New Mexico was No. 19 in a similar study done in 1999, and No. 25 in 2002. Because a different organization has taken over the study since then, the criteria and scoring have slightly changed.
Not surprisingly, Massachusetts, New Jersey, Maryland, Washington and California held their historically high positions on the list. West Virginia, Mississippi, South Dakota, Arkansas and Alabama were at the bottom.
The study aims to quantify the degree to which states' economies are knowledge- and innovation-based, entrepreneurial, and information technology-driven as the nation's economy drifts away from manufacturing and economic development shifts from "smokestack chasing" and toward job creation and retention.
It measures high-wage job creation, work force education, export, foreign investment, and indicators of entrepreneurial activity, such as patent applications, venture capital investment and industrial investment in research and development.
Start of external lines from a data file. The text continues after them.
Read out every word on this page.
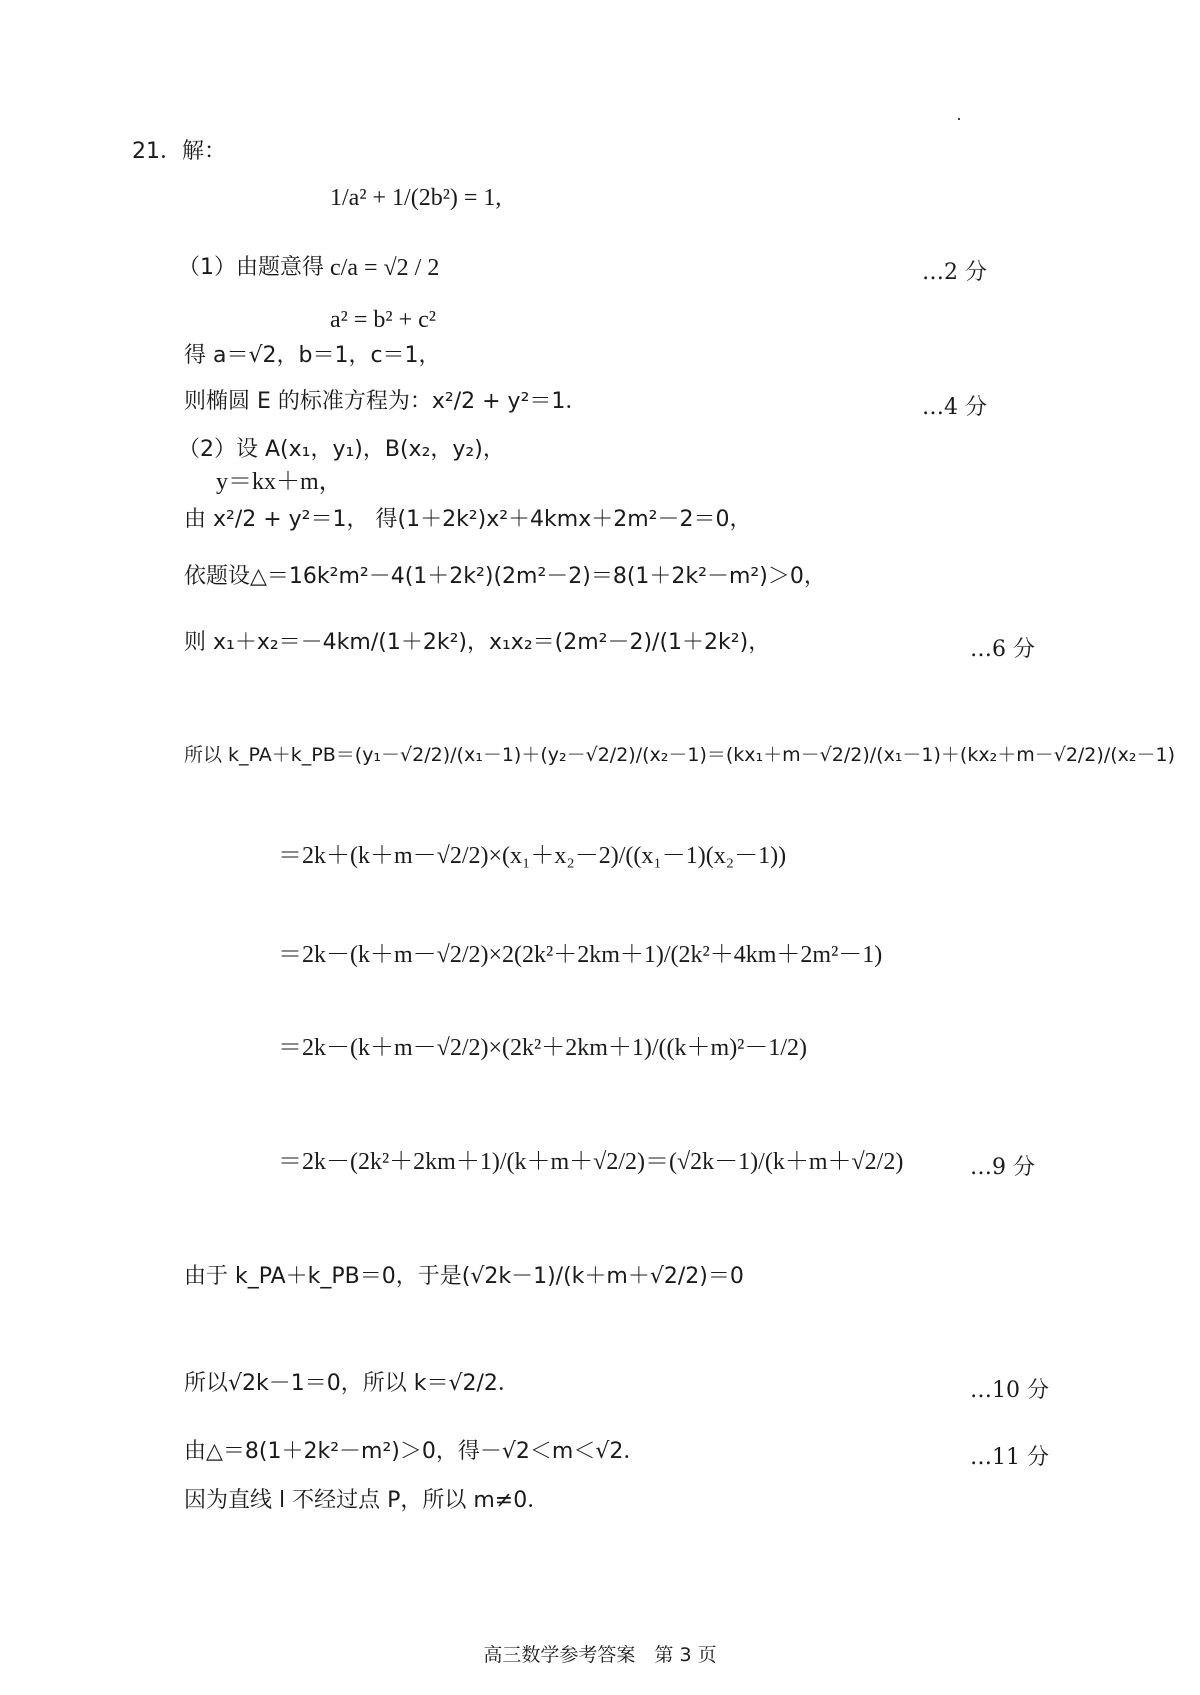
21．解：
1/a² + 1/(2b²) = 1,
（1）由题意得 c/a = √2 / 2
a² = b² + c²
得 a＝√2，b＝1，c＝1，
则椭圆 E 的标准方程为：x²/2 + y²＝1．
（2）设 A(x₁，y₁)，B(x₂，y₂)，
y＝kx＋m，
由 x²/2 + y²＝1， 得(1＋2k²)x²＋4kmx＋2m²－2＝0，
依题设△＝16k²m²－4(1＋2k²)(2m²－2)＝8(1＋2k²－m²)＞0，
则 x₁＋x₂＝－4km/(1＋2k²)，x₁x₂＝(2m²－2)/(1＋2k²)，
所以 k_PA＋k_PB＝(y₁－√2/2)/(x₁－1)＋(y₂－√2/2)/(x₂－1)＝(kx₁＋m－√2/2)/(x₁－1)＋(kx₂＋m－√2/2)/(x₂－1)
＝2k＋(k＋m－√2/2)×(x₁＋x₂－2)/((x₁－1)(x₂－1))
＝2k－(k＋m－√2/2)×2(2k²＋2km＋1)/(2k²＋4km＋2m²－1)
＝2k－(k＋m－√2/2)×(2k²＋2km＋1)/((k＋m)²－1/2)
＝2k－(2k²＋2km＋1)/(k＋m＋√2/2)＝(√2k－1)/(k＋m＋√2/2)
由于 k_PA＋k_PB＝0，于是(√2k－1)/(k＋m＋√2/2)＝0
所以√2k－1＝0，所以 k＝√2/2．
由△＝8(1＋2k²－m²)＞0，得－√2＜m＜√2．
因为直线 l 不经过点 P，所以 m≠0．
…2 分
…4 分
…6 分
…9 分
…10 分
…11 分
高三数学参考答案　第 3 页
"The most distinctive feature of the New Economy is its relentless levels of structural economic change," Carl Schramm, president and CEO of the Ewing Marion Kauffman Foundation, said in a statement. "States that have adapted to these new realities will be in the best position to see strong growth in the standard of living for their residents."
New Mexico's lowest individual rankings included No. 46 for population using the Internet, No. 49 for Internet-based government services, No. 48 for foreign direct investment, and No. 48 for fastest-growing companies.
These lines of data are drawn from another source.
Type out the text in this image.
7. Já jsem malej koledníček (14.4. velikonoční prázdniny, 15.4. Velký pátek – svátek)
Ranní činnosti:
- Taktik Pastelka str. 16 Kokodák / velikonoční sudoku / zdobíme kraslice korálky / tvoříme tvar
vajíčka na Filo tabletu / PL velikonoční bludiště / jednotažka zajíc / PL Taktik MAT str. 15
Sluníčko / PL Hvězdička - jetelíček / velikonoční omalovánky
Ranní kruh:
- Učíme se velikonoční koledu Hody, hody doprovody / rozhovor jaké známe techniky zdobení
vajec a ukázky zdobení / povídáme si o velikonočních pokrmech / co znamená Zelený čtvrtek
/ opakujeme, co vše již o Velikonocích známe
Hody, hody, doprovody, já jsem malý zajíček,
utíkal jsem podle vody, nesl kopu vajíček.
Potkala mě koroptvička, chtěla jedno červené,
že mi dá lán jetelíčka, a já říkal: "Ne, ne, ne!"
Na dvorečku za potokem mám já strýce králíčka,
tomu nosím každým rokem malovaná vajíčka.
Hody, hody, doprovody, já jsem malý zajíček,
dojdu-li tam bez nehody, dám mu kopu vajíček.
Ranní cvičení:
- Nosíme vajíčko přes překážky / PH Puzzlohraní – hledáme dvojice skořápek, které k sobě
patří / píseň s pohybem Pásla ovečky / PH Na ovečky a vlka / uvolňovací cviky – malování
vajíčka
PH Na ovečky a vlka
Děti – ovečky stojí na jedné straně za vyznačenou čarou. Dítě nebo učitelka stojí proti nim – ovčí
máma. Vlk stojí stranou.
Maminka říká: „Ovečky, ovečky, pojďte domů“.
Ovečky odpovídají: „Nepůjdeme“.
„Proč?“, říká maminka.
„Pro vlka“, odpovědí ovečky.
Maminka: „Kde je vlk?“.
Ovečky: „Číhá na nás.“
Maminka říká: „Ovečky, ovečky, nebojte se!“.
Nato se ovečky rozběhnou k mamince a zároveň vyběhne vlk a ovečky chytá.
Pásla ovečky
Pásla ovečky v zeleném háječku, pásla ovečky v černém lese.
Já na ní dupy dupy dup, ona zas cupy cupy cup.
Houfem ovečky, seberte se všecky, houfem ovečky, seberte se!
The news wasn't all bad, however. New Mexico dependably got high rankings in areas affected by the presence of two major national laboratories. For instance, it placed No. 2 for per-capita scientists and engineers, No. 8 for jobs in high-tech fields, No. 8 for entrepreneurial activity and No. 16 for venture capital activity. Computer chip giant Intel, which has a major factory here, helped the state hold its No. 13 position for manufacturing for export.
The study said states toward the bottom of the index tend to depend on natural resource extraction and mass production manufacturing.
The Kauffman Foundation took special note of New Mexico and North Carolina, which ranked No. 26. Despite considerable research in the Raleigh-Durham metro area, and Albuquerque's national laboratories and "appealing quality of life," the remaining parts of those states "are more rooted in the old economy," the study's authors wrote.
New Mexico's neighbors fared better. Colorado ranked No. 9, Texas No. 14 and Arizona No. 22.
The entire report can be downloaded for free at the Kauffman Foundation's Web site, www.kauffman.org.